Lipid Mediator Production in Acute and Chronic Pancreatitis in the Rat

Abstract

Pancreatic production of lipid mediators of inflammation, including eicosanoids and platelet-activating factor (PAF), was examined in two models of pancreatitis in the rat. Chronic pancreatitis was induced by ligation of the pancreatic duct and acute pancreatitis by infusion of sodium taurocholate into the pancreatic duct. In the model of chronic pancreatitis, prostaglandin E 2 (PGE 2), PGD 2, 6-keto PGF 1α, thromboxane B 2 (TXB 2), and PAF increased significantly in the pancreas in a similar fashion, whereas leukotriene B 4 (LTB 4) remained unchanged. BN52021, a PAF antagonist, reduced the accumulation of pancreatic TXB 2, 6-keto PGF 1α, and PGD 2, and did not affect PGE 2. In the model of acute pancreatitis, LTB 4 increased, whereas PGE 2, TXB 2, and 6-keto PGF 1α decreased significantly; PGD 2 changed slightly; and PAF was undetectable.

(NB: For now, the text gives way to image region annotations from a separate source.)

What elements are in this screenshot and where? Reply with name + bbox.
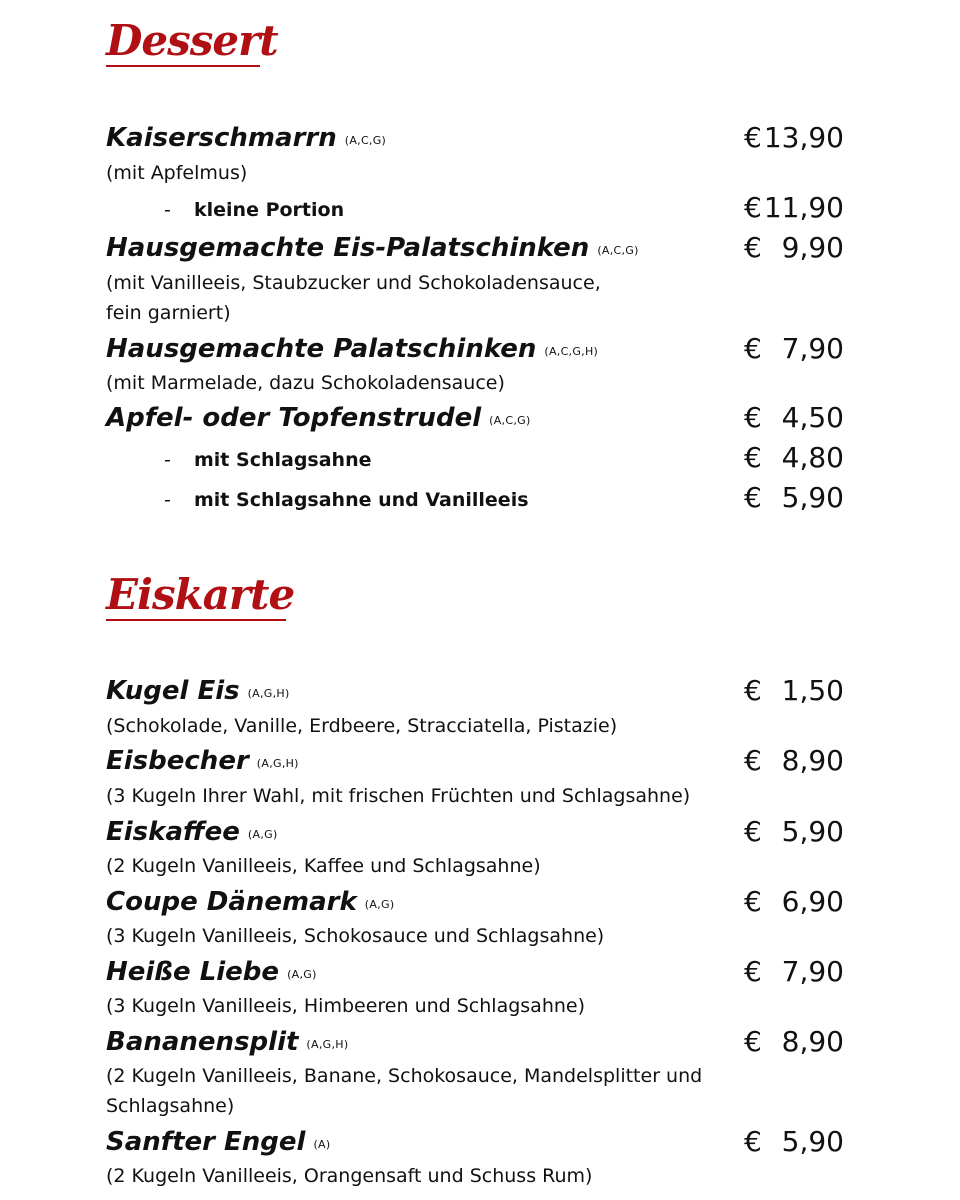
menu-item-price: € 6,90: [744, 885, 844, 918]
menu-item-description: (3 Kugeln Vanilleeis, Himbeeren und Schlagsahne): [106, 995, 586, 1017]
menu-item-description: (mit Vanilleeis, Staubzucker und Schokoladensauce, fein garniert): [106, 272, 601, 324]
currency-symbol: €: [744, 481, 762, 514]
menu-item-name: Coupe Dänemark (A,G): [106, 887, 395, 917]
sub-item-label: mit Schlagsahne und Vanilleeis: [194, 489, 529, 511]
allergen-codes: (A,C,G): [597, 244, 639, 257]
currency-symbol: €: [744, 121, 762, 154]
menu-item-price: € 9,90: [744, 231, 844, 264]
sub-item-label: kleine Portion: [194, 199, 345, 221]
currency-symbol: €: [744, 744, 762, 777]
currency-symbol: €: [744, 441, 762, 474]
currency-symbol: €: [744, 332, 762, 365]
menu-item-description: (mit Apfelmus): [106, 162, 248, 184]
menu-item-name: Hausgemachte Eis-Palatschinken (A,C,G): [106, 233, 639, 263]
sub-item-dash: -: [164, 199, 171, 221]
sub-item-dash: -: [164, 449, 171, 471]
menu-item-price: € 7,90: [744, 332, 844, 365]
eiskarte-title-underline: [106, 619, 286, 621]
menu-item-name: Eisbecher (A,G,H): [106, 746, 299, 776]
sub-item-dash: -: [164, 489, 171, 511]
eiskarte-title: Eiskarte: [106, 570, 295, 619]
currency-symbol: €: [744, 401, 762, 434]
menu-item-description: (Schokolade, Vanille, Erdbeere, Stracciatella, Pistazie): [106, 715, 618, 737]
menu-item-price: € 1,50: [744, 674, 844, 707]
currency-symbol: €: [744, 955, 762, 988]
sub-item-price: € 11,90: [744, 191, 844, 224]
dessert-title: Dessert: [106, 16, 278, 65]
allergen-codes: (A,G): [247, 828, 278, 841]
menu-item-name: Kaiserschmarrn (A,C,G): [106, 123, 387, 153]
menu-item-price: € 8,90: [744, 744, 844, 777]
allergen-codes: (A,G,H): [256, 757, 299, 770]
menu-item-price: € 13,90: [744, 121, 844, 154]
currency-symbol: €: [744, 815, 762, 848]
currency-symbol: €: [744, 1125, 762, 1158]
menu-item-name: Apfel- oder Topfenstrudel (A,C,G): [106, 403, 531, 433]
menu-item-description: (2 Kugeln Vanilleeis, Orangensaft und Schuss Rum): [106, 1165, 593, 1187]
sub-item-label: mit Schlagsahne: [194, 449, 372, 471]
menu-item-description: (mit Marmelade, dazu Schokoladensauce): [106, 372, 505, 394]
allergen-codes: (A,C,G): [344, 134, 387, 147]
allergen-codes: (A,G): [287, 968, 317, 981]
menu-item-description: (2 Kugeln Vanilleeis, Banane, Schokosauce, Mandelsplitter und Schlagsahne): [106, 1065, 703, 1117]
menu-item-price: € 8,90: [744, 1025, 844, 1058]
menu-item-name: Kugel Eis (A,G,H): [106, 676, 290, 706]
menu-item-price: € 5,90: [744, 1125, 844, 1158]
menu-item-description: (2 Kugeln Vanilleeis, Kaffee und Schlagsahne): [106, 855, 541, 877]
menu-item-description: (3 Kugeln Ihrer Wahl, mit frischen Früchten und Schlagsahne): [106, 785, 691, 807]
currency-symbol: €: [744, 1025, 762, 1058]
menu-item-description: (3 Kugeln Vanilleeis, Schokosauce und Schlagsahne): [106, 925, 605, 947]
menu-item-price: € 7,90: [744, 955, 844, 988]
sub-item-price: € 5,90: [744, 481, 844, 514]
menu-item-price: € 4,50: [744, 401, 844, 434]
currency-symbol: €: [744, 231, 762, 264]
menu-item-price: € 5,90: [744, 815, 844, 848]
allergen-codes: (A,C,G): [489, 414, 531, 427]
currency-symbol: €: [744, 885, 762, 918]
menu-item-name: Hausgemachte Palatschinken (A,C,G,H): [106, 334, 599, 364]
allergen-codes: (A): [313, 1138, 331, 1151]
allergen-codes: (A,G,H): [306, 1038, 349, 1051]
menu-item-name: Bananensplit (A,G,H): [106, 1027, 349, 1057]
menu-item-name: Eiskaffee (A,G): [106, 817, 278, 847]
menu-item-name: Sanfter Engel (A): [106, 1127, 331, 1157]
menu-item-name: Heiße Liebe (A,G): [106, 957, 317, 987]
allergen-codes: (A,G): [364, 898, 395, 911]
allergen-codes: (A,G,H): [247, 687, 290, 700]
currency-symbol: €: [744, 191, 762, 224]
allergen-codes: (A,C,G,H): [544, 345, 599, 358]
dessert-title-underline: [106, 65, 260, 67]
currency-symbol: €: [744, 674, 762, 707]
sub-item-price: € 4,80: [744, 441, 844, 474]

The present results indicate that mild chronic pancreatitis is accompanied by the production and accumulation of a wide spectrum of lipid mediators while LTB 4 was the only lipid mediator detected at biologically active concentrations in the model of severe acute pancreatitis. It is suggested that various mediators are involved in establishing a balance between inflammation and the repair of the inflamed pancreatic tissue observed in mild chronic pancreatitis. While both eicosanoids and PAF are involved in such self-limiting responses to inflammatory challenge, PAF seems to play a central role in instigating the production of the various other mediators detected in the model of chronic pancreatitis. In the model of acute pancreatitis while the deficiency of various lipid mediators may render the pancreatic tissue more susceptible to acute damage, enhanced LTB 4 appears to contribute to the destructive pathology observed. In conclusion, the diversity of the pancreatic inflammatory responses associated with changes in the production of lipid mediators (hypersecretion or hyposecretion) suggests not only the pathophysiological importance of the individual mediators but also rational strategies for therapeutic intervention.